What Melasma Looks Like

Melasma appears as flat patches of light brown, dark brown, or blue-gray discoloration, most often on the face. The patches are symmetrical, meaning they typically show up in matching positions on both sides. Unlike a freckle or a single sun spot, melasma tends to form larger, map-like areas of uneven color that can spread across the cheeks, forehead, nose, or upper lip.

Color and Border Differences

The exact shade of a melasma patch depends on how deep the excess pigment sits in your skin. When pigment is concentrated in the upper layers of skin (epidermal melasma), patches look dark brown and have relatively sharp, well-defined edges. When pigment has settled deeper (dermal melasma), the color shifts to a lighter brown or blue-gray, and the borders look blurry or smudged, almost like a watercolor stain. Many people have a mix of both, which means patches can vary in color and clarity even on the same face.

The patches are always flat. They don’t raise above the skin surface, and they don’t itch, flake, or feel rough. If a dark patch is bumpy, scaly, or painful, it’s something else.

Where Melasma Typically Appears

Melasma follows recognizable patterns on the face, and dermatologists group them into three main types:

  • Centrofacial: The most common pattern, accounting for 50 to 80 percent of cases. Patches spread across the forehead, cheeks, nose, and upper lip, but tend to spare the small groove between the nose and upper lip (the philtrum).
  • Malar: Patches are limited to the cheeks and nose, giving the appearance of a “butterfly” pattern across the mid-face.
  • Mandibular: Patches develop along the jawline and chin. This is the least common pattern.

In all three patterns, the discoloration is nearly always symmetrical. A patch on your left cheek will usually have a matching patch on your right cheek. This bilateral symmetry is one of melasma’s most distinctive visual features.

Though the face is the primary site, melasma can occasionally appear on the forearms, neck, or chest, particularly in areas that get regular sun exposure.

How It Changes With Sun, Heat, and Hormones

One of the most frustrating things about melasma is how much it fluctuates. Patches often darken noticeably after time in the sun, even on overcast days. Ultraviolet rays are a well-known trigger, but visible light and heat also intensify the discoloration. That means a hot yoga class, time near a stove, or sitting by a sunny window can all make melasma more prominent, even if you’re wearing UV sunscreen.

Hormonal shifts are the other major driver. Melasma is sometimes called “the mask of pregnancy” because it frequently appears or worsens during pregnancy, when estrogen and progesterone levels rise sharply. Hormonal contraceptives and hormone replacement therapy can have the same effect. In many cases, patches lighten on their own after delivery or after stopping hormonal medications, though this isn’t guaranteed and the timeline varies widely.

In winter or during periods of minimal sun exposure, melasma patches often fade somewhat, then return in warmer, brighter months. This seasonal waxing and waning is a hallmark of the condition.

How Melasma Differs From Other Dark Spots

Several skin conditions cause dark patches on the face, and they can look similar at first glance. Knowing the differences helps you identify what you’re actually seeing.

Sun spots (solar lentigines) are small, well-defined spots, usually 1 to 3 centimeters across, that range from light yellow to dark brown. They show up on the face, hands, forearms, chest, back, and shins. The key visual difference is size and shape: sun spots are discrete, coin-like dots, while melasma forms larger, irregular patches. Sun spots also don’t fluctuate with hormones or seasons the way melasma does.

Post-inflammatory hyperpigmentation (PIH) leaves dark marks after skin injuries like acne, burns, or cuts. These marks are typically much darker than melasma and correspond to the exact location of the original injury or breakout. If you can trace a dark spot back to a pimple or scratch that was there weeks ago, that’s PIH, not melasma. PIH also doesn’t follow a symmetrical pattern across both sides of the face.

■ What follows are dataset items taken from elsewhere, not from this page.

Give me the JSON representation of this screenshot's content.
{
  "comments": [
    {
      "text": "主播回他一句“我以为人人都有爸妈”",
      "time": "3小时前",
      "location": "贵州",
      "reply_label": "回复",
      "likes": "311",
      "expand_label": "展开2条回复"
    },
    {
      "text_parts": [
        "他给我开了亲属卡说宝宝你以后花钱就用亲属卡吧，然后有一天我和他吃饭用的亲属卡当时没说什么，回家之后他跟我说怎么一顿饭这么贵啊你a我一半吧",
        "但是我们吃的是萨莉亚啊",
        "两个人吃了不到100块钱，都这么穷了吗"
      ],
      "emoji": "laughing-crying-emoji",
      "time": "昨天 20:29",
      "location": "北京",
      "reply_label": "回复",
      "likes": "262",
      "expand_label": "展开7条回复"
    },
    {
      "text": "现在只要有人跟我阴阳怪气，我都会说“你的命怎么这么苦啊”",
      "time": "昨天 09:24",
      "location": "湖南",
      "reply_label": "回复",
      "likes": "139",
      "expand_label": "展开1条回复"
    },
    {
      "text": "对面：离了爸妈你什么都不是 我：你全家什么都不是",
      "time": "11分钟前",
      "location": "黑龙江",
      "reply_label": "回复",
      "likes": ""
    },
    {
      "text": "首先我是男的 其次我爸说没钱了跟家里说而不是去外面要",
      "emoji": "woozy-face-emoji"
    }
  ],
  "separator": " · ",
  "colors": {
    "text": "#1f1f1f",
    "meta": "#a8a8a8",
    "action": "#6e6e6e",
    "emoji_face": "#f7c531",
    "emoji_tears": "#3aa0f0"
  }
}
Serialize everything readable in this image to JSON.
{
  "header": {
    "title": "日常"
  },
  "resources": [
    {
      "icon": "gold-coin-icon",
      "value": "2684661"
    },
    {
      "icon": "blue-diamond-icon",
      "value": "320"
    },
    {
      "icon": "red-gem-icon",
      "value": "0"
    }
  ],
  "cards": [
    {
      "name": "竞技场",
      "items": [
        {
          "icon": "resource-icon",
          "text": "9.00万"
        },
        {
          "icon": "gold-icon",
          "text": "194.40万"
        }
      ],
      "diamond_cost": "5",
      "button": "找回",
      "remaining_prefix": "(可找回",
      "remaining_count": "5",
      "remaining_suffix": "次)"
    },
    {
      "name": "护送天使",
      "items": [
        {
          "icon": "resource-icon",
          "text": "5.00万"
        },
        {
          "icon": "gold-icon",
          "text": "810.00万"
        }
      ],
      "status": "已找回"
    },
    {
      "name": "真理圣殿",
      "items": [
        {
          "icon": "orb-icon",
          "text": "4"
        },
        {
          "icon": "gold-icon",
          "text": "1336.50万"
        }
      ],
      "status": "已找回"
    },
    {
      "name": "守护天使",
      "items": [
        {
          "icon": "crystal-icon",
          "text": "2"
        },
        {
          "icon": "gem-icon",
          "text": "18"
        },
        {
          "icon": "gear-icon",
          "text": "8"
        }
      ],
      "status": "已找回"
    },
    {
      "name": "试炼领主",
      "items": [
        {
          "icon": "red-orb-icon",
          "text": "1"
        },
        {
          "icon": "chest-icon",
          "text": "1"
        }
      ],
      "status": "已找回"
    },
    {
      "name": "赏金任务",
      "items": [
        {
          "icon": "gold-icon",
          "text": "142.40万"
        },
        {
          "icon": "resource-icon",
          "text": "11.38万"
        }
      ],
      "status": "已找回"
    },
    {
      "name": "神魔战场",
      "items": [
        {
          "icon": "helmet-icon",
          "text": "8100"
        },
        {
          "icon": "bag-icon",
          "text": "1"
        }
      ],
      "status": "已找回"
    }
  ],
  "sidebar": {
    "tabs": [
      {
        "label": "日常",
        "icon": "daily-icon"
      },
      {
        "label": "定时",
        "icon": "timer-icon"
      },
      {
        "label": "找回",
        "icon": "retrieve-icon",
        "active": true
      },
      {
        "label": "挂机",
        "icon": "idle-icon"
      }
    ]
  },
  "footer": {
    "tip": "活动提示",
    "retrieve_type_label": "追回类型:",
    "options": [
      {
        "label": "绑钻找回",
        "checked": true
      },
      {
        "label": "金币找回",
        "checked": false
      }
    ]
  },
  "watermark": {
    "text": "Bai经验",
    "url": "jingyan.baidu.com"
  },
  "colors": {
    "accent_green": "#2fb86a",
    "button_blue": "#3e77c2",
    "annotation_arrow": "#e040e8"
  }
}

Melasma’s combination of symmetry, larger patch size, blurry or map-like borders, and hormonal or seasonal fluctuation is what sets it apart visually from these other forms of hyperpigmentation.

What Skin Tones Are Affected

Melasma occurs across all skin tones, but it’s far more common in people with medium to darker complexions. On lighter skin, patches tend to look tan or light brown. On deeper skin tones, they may appear dark brown, grayish-brown, or ashy. The contrast between the melasma and surrounding skin can be subtle or dramatic depending on your natural skin tone and how recently the patches have been triggered by sun or heat.

Regardless of skin color, the patches share the same flat texture, symmetrical placement, and sensitivity to light and hormonal changes. The condition is overwhelmingly more common in women, though men can develop it too, typically showing the same facial patterns.